A level-set based space-time finite element approach to the modelling of solidification and melting processes

TL;DR

This paper introduces a novel space-time finite element method using level-set techniques to model phase-change processes like solidification and melting, effectively capturing interface dynamics without complex basis enrichment.

Contribution

It extends ghost-cell approaches to space-time finite elements for phase-change problems, simplifying implementation and improving interface tracking accuracy.

Findings

Successfully modeled 1D Stefan problem and cavity melting.

Demonstrated applicability to complex 2D melting scenarios.

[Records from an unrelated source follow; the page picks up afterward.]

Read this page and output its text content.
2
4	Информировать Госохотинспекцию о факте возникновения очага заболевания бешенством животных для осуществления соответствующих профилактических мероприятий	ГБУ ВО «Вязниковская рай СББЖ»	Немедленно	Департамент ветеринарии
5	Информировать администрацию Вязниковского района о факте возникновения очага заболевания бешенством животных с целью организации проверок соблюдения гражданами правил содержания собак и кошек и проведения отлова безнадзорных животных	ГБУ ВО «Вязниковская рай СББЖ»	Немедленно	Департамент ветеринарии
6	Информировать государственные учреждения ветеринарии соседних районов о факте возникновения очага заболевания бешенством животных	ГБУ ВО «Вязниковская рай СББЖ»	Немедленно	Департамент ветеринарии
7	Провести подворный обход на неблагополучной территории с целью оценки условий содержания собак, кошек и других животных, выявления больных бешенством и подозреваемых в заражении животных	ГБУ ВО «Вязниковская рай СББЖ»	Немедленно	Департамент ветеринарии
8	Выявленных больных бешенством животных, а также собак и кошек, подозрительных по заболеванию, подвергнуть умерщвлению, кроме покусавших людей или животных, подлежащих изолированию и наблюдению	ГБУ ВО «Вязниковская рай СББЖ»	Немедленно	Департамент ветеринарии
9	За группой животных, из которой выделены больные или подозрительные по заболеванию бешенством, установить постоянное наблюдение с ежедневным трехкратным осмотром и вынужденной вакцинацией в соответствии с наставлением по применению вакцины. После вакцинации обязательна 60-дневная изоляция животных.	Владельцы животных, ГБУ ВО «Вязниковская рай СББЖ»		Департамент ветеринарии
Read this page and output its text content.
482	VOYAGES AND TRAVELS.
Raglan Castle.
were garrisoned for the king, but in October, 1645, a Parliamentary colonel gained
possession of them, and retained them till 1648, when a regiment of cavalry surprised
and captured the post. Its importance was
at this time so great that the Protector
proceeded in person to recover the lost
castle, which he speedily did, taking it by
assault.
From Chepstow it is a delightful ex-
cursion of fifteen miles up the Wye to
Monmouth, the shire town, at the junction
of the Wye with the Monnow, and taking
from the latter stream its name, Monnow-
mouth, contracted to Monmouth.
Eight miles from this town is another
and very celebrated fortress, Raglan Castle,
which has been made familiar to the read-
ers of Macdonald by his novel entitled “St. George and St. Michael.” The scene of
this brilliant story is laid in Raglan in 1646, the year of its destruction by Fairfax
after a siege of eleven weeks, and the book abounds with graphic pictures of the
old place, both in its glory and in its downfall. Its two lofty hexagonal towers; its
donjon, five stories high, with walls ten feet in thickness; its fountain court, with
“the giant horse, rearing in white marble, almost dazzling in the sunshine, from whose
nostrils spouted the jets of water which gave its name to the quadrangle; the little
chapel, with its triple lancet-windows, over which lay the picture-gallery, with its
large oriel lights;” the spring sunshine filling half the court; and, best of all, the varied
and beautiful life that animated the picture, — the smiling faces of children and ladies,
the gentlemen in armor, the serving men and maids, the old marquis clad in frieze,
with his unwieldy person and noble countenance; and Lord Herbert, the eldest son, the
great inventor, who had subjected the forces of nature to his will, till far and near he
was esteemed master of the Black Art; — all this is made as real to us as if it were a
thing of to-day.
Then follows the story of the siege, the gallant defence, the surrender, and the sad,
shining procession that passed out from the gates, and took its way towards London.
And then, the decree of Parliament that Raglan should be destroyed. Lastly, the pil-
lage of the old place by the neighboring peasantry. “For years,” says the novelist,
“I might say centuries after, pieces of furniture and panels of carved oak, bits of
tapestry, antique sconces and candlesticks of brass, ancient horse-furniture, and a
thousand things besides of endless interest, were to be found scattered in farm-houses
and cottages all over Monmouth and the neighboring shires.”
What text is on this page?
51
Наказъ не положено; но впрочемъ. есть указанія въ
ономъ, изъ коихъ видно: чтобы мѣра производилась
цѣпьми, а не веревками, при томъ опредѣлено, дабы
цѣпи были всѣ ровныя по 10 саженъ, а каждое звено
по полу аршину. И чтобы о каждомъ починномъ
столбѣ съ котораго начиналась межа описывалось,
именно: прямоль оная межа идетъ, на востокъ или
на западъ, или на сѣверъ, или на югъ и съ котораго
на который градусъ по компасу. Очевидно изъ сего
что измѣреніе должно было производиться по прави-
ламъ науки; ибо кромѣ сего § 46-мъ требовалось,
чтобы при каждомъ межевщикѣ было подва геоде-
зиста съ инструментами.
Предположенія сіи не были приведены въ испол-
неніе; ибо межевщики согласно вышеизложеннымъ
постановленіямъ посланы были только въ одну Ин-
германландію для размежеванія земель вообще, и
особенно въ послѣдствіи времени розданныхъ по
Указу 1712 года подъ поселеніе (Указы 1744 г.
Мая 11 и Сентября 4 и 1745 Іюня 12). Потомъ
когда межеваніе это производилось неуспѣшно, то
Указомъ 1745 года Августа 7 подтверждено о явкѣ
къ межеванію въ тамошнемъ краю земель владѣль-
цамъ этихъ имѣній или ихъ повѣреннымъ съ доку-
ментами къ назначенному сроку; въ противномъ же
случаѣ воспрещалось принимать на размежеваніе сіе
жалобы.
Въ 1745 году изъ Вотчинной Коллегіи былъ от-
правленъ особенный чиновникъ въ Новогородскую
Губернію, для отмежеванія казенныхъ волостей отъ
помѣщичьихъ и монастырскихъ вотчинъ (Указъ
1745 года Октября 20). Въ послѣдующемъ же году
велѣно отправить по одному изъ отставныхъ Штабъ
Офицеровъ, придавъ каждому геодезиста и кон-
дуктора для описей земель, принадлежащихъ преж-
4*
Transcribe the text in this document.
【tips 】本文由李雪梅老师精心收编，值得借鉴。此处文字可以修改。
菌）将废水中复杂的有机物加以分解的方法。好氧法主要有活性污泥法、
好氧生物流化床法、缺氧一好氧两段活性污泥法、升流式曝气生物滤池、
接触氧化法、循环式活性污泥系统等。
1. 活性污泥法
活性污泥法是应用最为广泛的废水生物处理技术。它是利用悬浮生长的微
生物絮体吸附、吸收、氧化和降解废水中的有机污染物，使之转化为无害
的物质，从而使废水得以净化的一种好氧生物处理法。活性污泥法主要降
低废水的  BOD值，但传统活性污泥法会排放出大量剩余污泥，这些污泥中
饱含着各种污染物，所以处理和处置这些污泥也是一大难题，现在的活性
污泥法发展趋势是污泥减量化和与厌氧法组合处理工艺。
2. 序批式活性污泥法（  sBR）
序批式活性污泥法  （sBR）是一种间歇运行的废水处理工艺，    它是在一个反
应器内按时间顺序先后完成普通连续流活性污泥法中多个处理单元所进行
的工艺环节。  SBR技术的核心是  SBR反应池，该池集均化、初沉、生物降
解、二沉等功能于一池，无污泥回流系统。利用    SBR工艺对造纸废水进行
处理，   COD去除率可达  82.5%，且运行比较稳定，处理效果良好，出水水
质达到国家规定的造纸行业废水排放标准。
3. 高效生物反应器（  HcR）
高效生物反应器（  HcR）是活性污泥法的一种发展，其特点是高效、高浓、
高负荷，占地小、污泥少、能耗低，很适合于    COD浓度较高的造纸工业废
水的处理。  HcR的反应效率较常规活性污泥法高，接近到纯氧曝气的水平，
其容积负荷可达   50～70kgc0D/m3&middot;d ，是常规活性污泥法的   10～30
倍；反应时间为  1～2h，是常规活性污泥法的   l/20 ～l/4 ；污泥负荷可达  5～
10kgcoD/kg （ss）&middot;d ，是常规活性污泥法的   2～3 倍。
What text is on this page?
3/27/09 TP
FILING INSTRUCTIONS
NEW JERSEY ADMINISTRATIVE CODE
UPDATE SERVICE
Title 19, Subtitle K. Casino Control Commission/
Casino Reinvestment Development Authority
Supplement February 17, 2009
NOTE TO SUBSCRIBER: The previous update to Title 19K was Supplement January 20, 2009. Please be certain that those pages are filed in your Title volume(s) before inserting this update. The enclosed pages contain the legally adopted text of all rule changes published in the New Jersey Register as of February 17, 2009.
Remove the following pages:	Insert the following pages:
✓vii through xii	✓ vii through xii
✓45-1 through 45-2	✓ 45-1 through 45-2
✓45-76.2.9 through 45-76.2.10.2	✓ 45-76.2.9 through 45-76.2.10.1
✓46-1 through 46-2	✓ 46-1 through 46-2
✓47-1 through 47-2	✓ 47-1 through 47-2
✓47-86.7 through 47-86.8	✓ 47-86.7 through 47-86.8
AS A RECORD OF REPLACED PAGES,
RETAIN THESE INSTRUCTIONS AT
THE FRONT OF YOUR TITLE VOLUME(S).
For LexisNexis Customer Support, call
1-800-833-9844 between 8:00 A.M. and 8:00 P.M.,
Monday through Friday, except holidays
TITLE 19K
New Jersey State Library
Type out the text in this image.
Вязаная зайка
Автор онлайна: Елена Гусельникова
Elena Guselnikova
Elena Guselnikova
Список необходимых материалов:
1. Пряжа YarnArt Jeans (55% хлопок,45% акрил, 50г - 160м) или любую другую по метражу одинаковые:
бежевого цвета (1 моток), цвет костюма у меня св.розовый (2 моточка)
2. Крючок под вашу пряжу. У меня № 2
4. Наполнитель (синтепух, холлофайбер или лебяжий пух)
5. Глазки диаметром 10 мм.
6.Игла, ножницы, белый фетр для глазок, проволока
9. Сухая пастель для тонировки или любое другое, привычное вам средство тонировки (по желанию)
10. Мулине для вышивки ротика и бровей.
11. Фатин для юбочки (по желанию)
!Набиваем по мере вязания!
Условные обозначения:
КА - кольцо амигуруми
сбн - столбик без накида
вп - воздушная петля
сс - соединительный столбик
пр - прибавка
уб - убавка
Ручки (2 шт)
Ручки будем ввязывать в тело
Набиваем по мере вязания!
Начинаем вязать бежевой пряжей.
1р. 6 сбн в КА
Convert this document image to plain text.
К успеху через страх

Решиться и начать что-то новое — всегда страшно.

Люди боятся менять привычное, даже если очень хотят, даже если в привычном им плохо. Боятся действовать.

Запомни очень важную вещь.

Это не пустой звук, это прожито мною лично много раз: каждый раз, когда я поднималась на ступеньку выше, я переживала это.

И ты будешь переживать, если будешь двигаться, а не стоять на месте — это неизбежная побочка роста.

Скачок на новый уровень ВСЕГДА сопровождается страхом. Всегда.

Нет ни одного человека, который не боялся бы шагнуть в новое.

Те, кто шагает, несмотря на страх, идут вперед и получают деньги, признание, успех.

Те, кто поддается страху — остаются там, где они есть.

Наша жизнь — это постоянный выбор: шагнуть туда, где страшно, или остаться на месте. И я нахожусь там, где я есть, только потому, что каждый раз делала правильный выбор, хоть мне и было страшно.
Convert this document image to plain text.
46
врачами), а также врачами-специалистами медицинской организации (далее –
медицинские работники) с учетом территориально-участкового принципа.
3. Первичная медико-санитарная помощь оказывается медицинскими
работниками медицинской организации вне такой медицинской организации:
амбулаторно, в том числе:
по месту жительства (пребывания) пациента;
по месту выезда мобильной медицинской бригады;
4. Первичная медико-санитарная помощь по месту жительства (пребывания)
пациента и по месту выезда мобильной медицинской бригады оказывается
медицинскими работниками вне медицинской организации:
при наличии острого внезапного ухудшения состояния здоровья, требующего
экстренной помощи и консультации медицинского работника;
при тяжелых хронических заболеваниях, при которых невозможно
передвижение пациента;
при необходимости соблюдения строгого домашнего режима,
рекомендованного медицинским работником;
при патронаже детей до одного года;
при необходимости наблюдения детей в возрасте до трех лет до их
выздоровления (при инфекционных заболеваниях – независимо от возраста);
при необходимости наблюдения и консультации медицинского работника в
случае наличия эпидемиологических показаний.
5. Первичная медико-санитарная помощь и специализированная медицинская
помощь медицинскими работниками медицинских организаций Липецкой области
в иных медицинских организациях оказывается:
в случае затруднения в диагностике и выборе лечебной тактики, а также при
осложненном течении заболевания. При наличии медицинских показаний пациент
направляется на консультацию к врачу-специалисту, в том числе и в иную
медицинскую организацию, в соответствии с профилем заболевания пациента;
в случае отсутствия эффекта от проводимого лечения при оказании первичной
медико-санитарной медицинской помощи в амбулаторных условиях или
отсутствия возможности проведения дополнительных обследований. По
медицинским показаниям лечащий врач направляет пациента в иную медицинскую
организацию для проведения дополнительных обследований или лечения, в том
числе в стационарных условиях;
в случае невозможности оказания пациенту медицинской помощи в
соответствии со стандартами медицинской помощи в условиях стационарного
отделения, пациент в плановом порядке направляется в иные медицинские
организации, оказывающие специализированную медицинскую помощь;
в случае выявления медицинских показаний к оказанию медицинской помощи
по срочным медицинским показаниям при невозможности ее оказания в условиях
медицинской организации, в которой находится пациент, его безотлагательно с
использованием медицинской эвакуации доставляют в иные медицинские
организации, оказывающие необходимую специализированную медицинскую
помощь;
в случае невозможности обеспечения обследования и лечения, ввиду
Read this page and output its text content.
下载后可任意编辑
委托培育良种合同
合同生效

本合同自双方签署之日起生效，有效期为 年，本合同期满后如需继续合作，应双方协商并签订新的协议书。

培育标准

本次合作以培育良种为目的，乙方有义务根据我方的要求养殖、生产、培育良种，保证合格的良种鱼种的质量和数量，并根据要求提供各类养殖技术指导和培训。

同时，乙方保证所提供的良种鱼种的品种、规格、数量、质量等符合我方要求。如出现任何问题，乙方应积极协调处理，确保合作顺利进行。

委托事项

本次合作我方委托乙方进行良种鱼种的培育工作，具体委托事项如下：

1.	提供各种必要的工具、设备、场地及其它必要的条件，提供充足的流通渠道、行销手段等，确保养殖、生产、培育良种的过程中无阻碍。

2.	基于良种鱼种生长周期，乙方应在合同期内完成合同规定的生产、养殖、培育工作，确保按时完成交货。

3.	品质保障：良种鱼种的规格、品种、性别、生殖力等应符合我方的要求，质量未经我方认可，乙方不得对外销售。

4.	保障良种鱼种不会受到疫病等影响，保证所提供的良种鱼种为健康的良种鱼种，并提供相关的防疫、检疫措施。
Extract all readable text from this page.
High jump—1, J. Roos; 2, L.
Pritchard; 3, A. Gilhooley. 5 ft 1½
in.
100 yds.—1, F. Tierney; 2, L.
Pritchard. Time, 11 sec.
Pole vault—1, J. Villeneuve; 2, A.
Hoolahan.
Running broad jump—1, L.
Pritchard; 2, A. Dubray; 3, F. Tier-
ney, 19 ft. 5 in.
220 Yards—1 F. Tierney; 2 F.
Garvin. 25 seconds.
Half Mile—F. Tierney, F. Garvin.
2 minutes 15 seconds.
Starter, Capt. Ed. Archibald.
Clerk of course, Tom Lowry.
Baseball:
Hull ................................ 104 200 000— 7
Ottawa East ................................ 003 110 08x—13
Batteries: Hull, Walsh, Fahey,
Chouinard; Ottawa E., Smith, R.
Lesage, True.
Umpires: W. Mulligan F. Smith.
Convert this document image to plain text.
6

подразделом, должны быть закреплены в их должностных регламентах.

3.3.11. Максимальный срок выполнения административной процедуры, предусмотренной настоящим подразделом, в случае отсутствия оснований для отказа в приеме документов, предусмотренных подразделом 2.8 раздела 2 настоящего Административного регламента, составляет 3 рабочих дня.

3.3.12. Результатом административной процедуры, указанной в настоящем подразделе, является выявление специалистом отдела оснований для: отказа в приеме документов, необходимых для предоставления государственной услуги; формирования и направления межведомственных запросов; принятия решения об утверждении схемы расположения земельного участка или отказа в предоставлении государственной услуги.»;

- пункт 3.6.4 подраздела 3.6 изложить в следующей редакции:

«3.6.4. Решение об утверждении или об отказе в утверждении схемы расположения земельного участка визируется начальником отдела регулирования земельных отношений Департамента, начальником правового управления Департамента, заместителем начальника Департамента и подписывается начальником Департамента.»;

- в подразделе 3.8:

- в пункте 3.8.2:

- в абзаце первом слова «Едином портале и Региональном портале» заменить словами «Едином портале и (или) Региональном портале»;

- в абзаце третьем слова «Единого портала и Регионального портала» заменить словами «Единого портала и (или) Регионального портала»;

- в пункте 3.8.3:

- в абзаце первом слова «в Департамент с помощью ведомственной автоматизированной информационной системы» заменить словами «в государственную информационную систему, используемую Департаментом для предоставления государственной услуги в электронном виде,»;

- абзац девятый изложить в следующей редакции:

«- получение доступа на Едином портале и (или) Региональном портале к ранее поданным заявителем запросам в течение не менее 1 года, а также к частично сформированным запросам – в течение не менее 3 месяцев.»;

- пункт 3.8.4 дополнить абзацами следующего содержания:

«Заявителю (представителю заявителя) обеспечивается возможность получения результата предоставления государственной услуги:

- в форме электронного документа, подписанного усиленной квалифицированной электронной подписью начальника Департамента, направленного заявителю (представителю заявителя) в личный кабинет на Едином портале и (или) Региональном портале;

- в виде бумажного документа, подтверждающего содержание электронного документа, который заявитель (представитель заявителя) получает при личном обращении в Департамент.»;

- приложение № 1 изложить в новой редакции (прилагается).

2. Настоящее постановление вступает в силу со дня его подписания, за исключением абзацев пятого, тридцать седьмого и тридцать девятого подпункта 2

Method integrates seamlessly with existing finite element codes.

Abstract

We present a strategy for the numerical solution of convection-coupled phase-transition problems, with focus on solidification and melting. We solve for the temperature and flow fields over time. The position of the phase-change interface is tracked with a level-set method, which requires knowledge of the heat-flux discontinuity at the interface. In order to compute the heat-flux jump, we build upon the ghost-cell approach and extend it to the space-time finite element method. This technique does not require a local enrichment of the basis functions, such as methods like extended finite elements, and it can be easily implemented in already existing finite element codes. Verification cases for the 1D Stefan problem and the lid-driven cavity melting problem are provided. Furthermore, we show a more elaborate 2D case in view of complex applications.